Elah Fund backs up 'startup diversity' talk with a lot of money

“From a business perspective, diversity and inclusion has real substantive benefits.”

Tel Aviv skyline  521 (photo credit: Marc Israel Sellem)
Tel Aviv skyline 521
(photo credit: Marc Israel Sellem)

There is a lack of diversity in the Israeli start-up industry: only one-third of start-up staff are female, peripheral demographics such as Arabs and ultra-Orthodox are frequently overlooked in the hiring pool, and a massive majority of investment goes to start-ups located in Tel Aviv. While most venture capital funds are drawn to companies based solely on the companies’ end product and good returns, Elah Fund is working to shift the status quo by showing increased interest in start-ups’ diversity – both geographically and in terms of team composition.

Seasoned investors Calanit Valfer, Scott Shay and Danny Goldman founded the Elah Fund in 2017 – after working together for 20 years – with a clear vision to generate top returns for its investors while also promoting Environmental, Social, and Governance (ESG) principles such as diversity, inclusion and carbon reduction. Leading by example, Elah is managed by Valfer, a woman investor, and the fund itself is gender-balanced and ethnically diverse with both Israeli Jews and Israeli Arabs.

“The fund was created to invest in Israeli companies with real-world products that are both going to make a lot of money for our investors and also do some measurable good for Israel,” said Valfer. “We are investing in companies from Misgav to Jerusalem, and Sderot to Lod, promoting diversity, supporting inclusion and reducing the carbon footprints of the portfolio, which is good for business and great for investors.”

When Valfer says that its values are “good for business,” she doesn’t just mean that they look good in marketing material. “There’s a lot of headlines about ESG – it’s this big concept that everybody talks about, but it’s hard to say exactly what it means. For us, ESG is not just some big headline that we call ourselves because it sounds good for investors,” she said. “We want to address things that will move the needle forward.
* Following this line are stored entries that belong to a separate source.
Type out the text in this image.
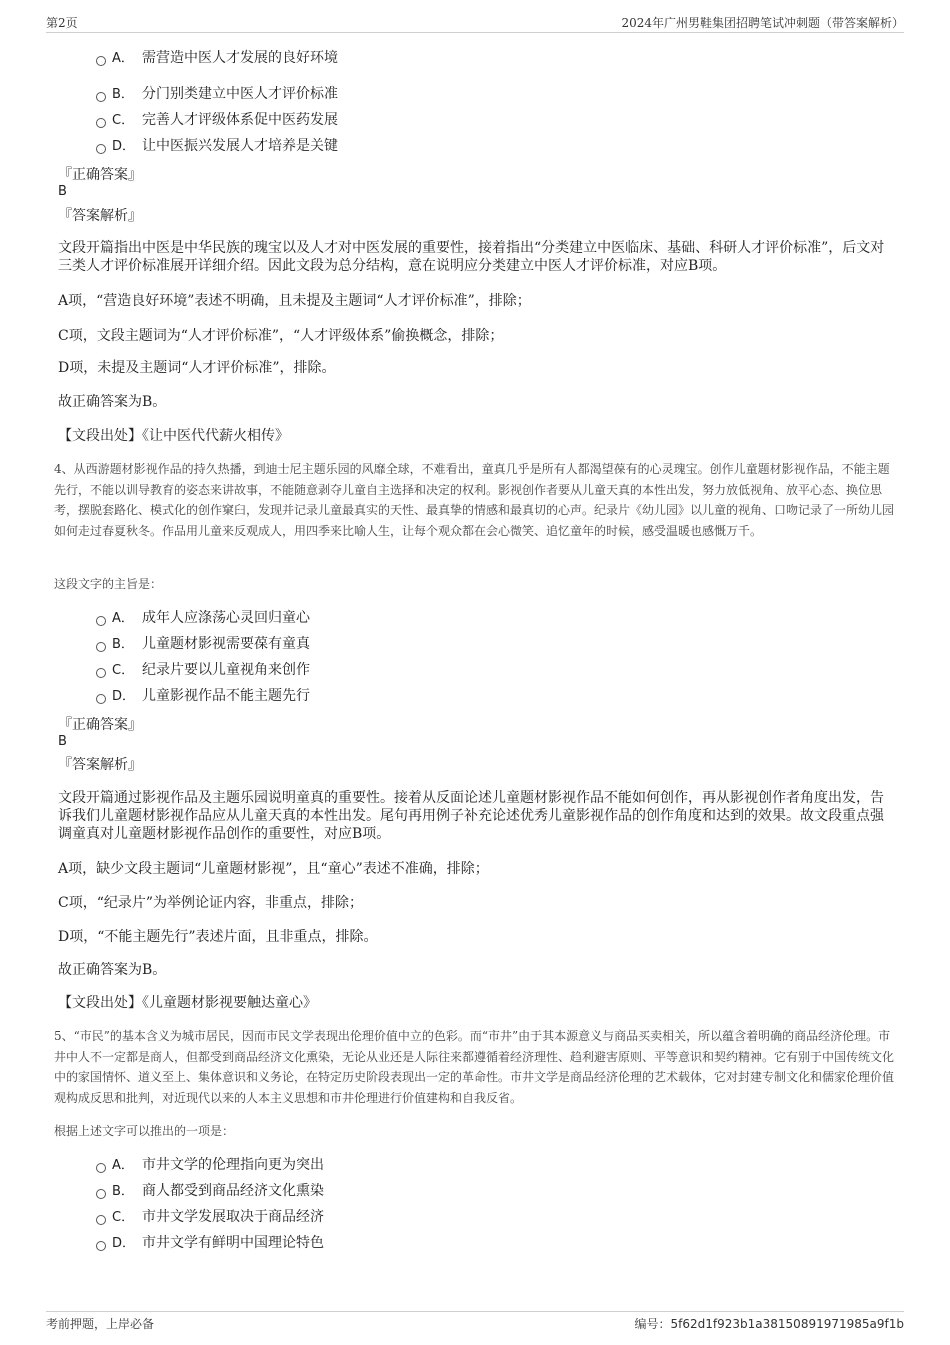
第2页	2024年广州男鞋集团招聘笔试冲刺题（带答案解析）
A． 需营造中医人才发展的良好环境
B． 分门别类建立中医人才评价标准
C． 完善人才评级体系促中医药发展
D． 让中医振兴发展人才培养是关键
『正确答案』
B
『答案解析』
文段开篇指出中医是中华民族的瑰宝以及人才对中医发展的重要性，接着指出“分类建立中医临床、基础、科研人才评价标准”，后文对三类人才评价标准展开详细介绍。因此文段为总分结构，意在说明应分类建立中医人才评价标准，对应B项。
A项，“营造良好环境”表述不明确，且未提及主题词“人才评价标准”，排除；
C项，文段主题词为“人才评价标准”，“人才评级体系”偷换概念，排除；
D项，未提及主题词“人才评价标准”，排除。
故正确答案为B。
【文段出处】《让中医代代薪火相传》
4、从西游题材影视作品的持久热播，到迪士尼主题乐园的风靡全球，不难看出，童真几乎是所有人都渴望葆有的心灵瑰宝。创作儿童题材影视作品，不能主题先行，不能以训导教育的姿态来讲故事，不能随意剥夺儿童自主选择和决定的权利。影视创作者要从儿童天真的本性出发，努力放低视角、放平心态、换位思考，摆脱套路化、模式化的创作窠臼，发现并记录儿童最真实的天性、最真挚的情感和最真切的心声。纪录片《幼儿园》以儿童的视角、口吻记录了一所幼儿园如何走过春夏秋冬。作品用儿童来反观成人，用四季来比喻人生，让每个观众都在会心微笑、追忆童年的时候，感受温暖也感慨万千。
这段文字的主旨是：
A． 成年人应涤荡心灵回归童心
B． 儿童题材影视需要葆有童真
C． 纪录片要以儿童视角来创作
D． 儿童影视作品不能主题先行
『正确答案』
B
『答案解析』
文段开篇通过影视作品及主题乐园说明童真的重要性。接着从反面论述儿童题材影视作品不能如何创作，再从影视创作者角度出发，告诉我们儿童题材影视作品应从儿童天真的本性出发。尾句再用例子补充论述优秀儿童影视作品的创作角度和达到的效果。故文段重点强调童真对儿童题材影视作品创作的重要性，对应B项。
A项，缺少文段主题词“儿童题材影视”，且“童心”表述不准确，排除；
C项，“纪录片”为举例论证内容，非重点，排除；
D项，“不能主题先行”表述片面，且非重点，排除。
故正确答案为B。
【文段出处】《儿童题材影视要触达童心》
5、“市民”的基本含义为城市居民，因而市民文学表现出伦理价值中立的色彩。而“市井”由于其本源意义与商品买卖相关，所以蕴含着明确的商品经济伦理。市井中人不一定都是商人，但都受到商品经济文化熏染，无论从业还是人际往来都遵循着经济理性、趋利避害原则、平等意识和契约精神。它有别于中国传统文化中的家国情怀、道义至上、集体意识和义务论，在特定历史阶段表现出一定的革命性。市井文学是商品经济伦理的艺术载体，它对封建专制文化和儒家伦理价值观构成反思和批判，对近现代以来的人本主义思想和市井伦理进行价值建构和自我反省。
根据上述文字可以推出的一项是：
A． 市井文学的伦理指向更为突出
B． 商人都受到商品经济文化熏染
C． 市井文学发展取决于商品经济
D． 市井文学有鲜明中国理论特色
考前押题，上岸必备	编号：5f62d1f923b1a38150891971985a9f1b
We ask ‘what’s in the ESG toolbox that will cause our companies to perform better and also have a positive impact?’”

There are three answers to that question, she explained: 1) carbon reduction, 2) diversity and inclusion and 3) making a contribution to Israel’s economic vitality.
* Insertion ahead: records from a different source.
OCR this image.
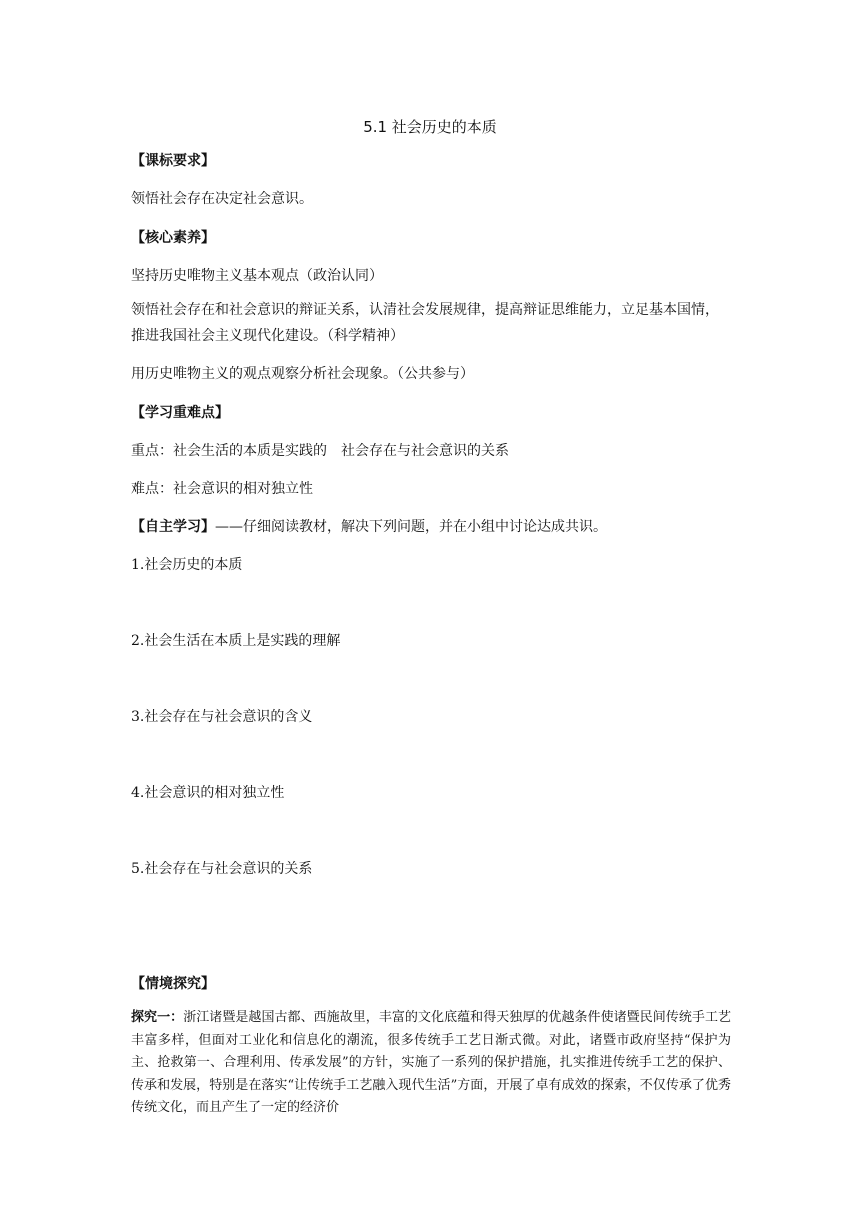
5.1 社会历史的本质
【课标要求】
领悟社会存在决定社会意识。
【核心素养】
坚持历史唯物主义基本观点（政治认同）
领悟社会存在和社会意识的辩证关系，认清社会发展规律，提高辩证思维能力，立足基本国情，推进我国社会主义现代化建设。（科学精神）
用历史唯物主义的观点观察分析社会现象。（公共参与）
【学习重难点】
重点：社会生活的本质是实践的　社会存在与社会意识的关系
难点：社会意识的相对独立性
【自主学习】——仔细阅读教材，解决下列问题，并在小组中讨论达成共识。
1.社会历史的本质
2.社会生活在本质上是实践的理解
3.社会存在与社会意识的含义
4.社会意识的相对独立性
5.社会存在与社会意识的关系
【情境探究】
探究一：浙江诸暨是越国古都、西施故里，丰富的文化底蕴和得天独厚的优越条件使诸暨民间传统手工艺丰富多样，但面对工业化和信息化的潮流，很多传统手工艺日渐式微。对此，诸暨市政府坚持“保护为主、抢救第一、合理利用、传承发展”的方针，实施了一系列的保护措施，扎实推进传统手工艺的保护、传承和发展，特别是在落实“让传统手工艺融入现代生活”方面，开展了卓有成效的探索，不仅传承了优秀传统文化，而且产生了一定的经济价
  Elah Fund's manager, Calanit Valfer (credit: CALANIT VALFER) Elah Fund's manager, Calanit Valfer (credit: CALANIT VALFER)
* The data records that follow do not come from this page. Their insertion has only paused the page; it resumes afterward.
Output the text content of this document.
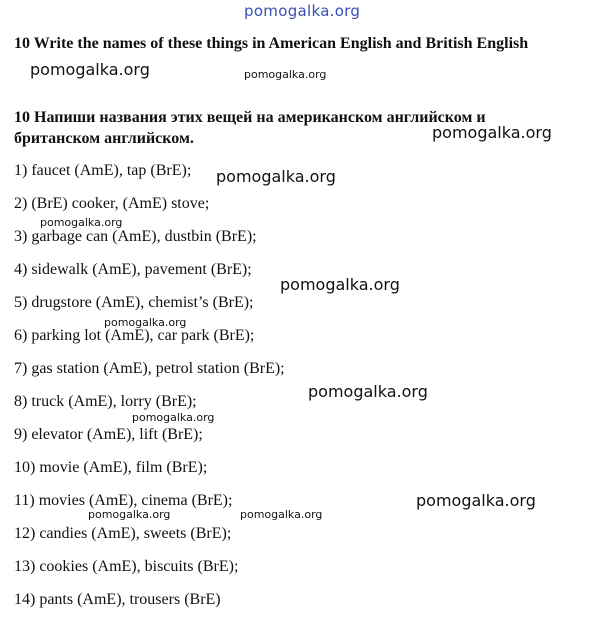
pomogalka.org
pomogalka.org	pomogalka.org
pomogalka.org
pomogalka.org
pomogalka.org
pomogalka.org
pomogalka.org
pomogalka.org
pomogalka.org
pomogalka.org
pomogalka.org	pomogalka.org
10 Write the names of these things in American English and British English
10 Напиши названия этих вещей на американском английском и
британском английском.
1) faucet (AmE), tap (BrE);
2) (BrE) cooker, (AmE) stove;
3) garbage can (AmE), dustbin (BrE);
4) sidewalk (AmE), pavement (BrE);
5) drugstore (AmE), chemist’s (BrE);
6) parking lot (AmE), car park (BrE);
7) gas station (AmE), petrol station (BrE);
8) truck (AmE), lorry (BrE);
9) elevator (AmE), lift (BrE);
10) movie (AmE), film (BrE);
11) movies (AmE), cinema (BrE);
12) candies (AmE), sweets (BrE);
13) cookies (AmE), biscuits (BrE);
14) pants (AmE), trousers (BrE)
Carbon reduction carries a huge load of headaches all on its own. “Carbon footprint is a real business issue,” Valfer elaborated. “It’s an issue in terms of both production and your final product – but before you even start producing, it’s an issue in your supply chain; from where you’re sourcing your raw materials. When we’re talking with our companies, we basically help them think about all of these issues and expand their mindset.”

Similarly, diversification is a crucial value to have in today’s start-up climate: “Companies are having really stressful hiring experiences right now. It’s very hard to find good engineers, software people – employees in general,” said Valfer. “We help our companies identify where they can find quality professionals and hire them based on their skills, expanding their talent pool.”

“The real challenge in Israel is not hiring these people, it’s making sure that they’re retained,” Valfer continued. “If you’ve hired someone from a minority population that maybe doesn’t get the vibe of what the standard Israeli Jewish workplace looks like, there are tools that exist to help them improve their inclusion and feel like part of what they’re doing at work. Then the likelihood of those employees being retained and really being worth the effort, resources and money it took to recruit them is much higher. So from a business perspective, diversity and inclusion has real substantive benefits.”

She explained that, based on current research, there is a huge vein of untapped hi-tech potential just over the horizon: Arab women. “Something like 30% of first-year students in the Technion doing computer science and engineering are Arab Israelis. Of those, the majority are women. [They are] 60% women – the greatest candidates in five years from now are Arab women engineers.”

Making up the third leg of Elah Fund’s core values is an emphasis on promoting Israel’s economic vitality. “We’re looking for companies that want to stay deeply rooted here in Israel, expand and create more job opportunities.”

She told an anecdote wherein the CEO of one of the fund’s companies confessed that he was relieved that Elah Fund didn’t push his start-up to leave Sderot and head toward the hi-tech hubs in Israel’s center. Valfer and her team would want nothing less. “We think it’s the best thing ever. It’s very good for businesses to be in Sderot in terms of Israeli taxation; it’s good for Israel to have more jobs coming to Sderot, which bring more and more educated and productive people.”

Elah has completed investment in its first fund, which has reached just over $120 million and is invested in eight start-ups across the country, all of which are “outside of the shiny tech bubble between the Herzliya-Tel Aviv corridor,” Valfer proudly noted.

Following the success of its first, Elah has kicked off a second fund, which has already garnered over $50m. (with a $120m. target), bringing its total assets under management to $170m. Said the CEO: “We’re going to keep going for the next couple of months with the raise. Then we want to do more of the same kind of [change-forward] investment.”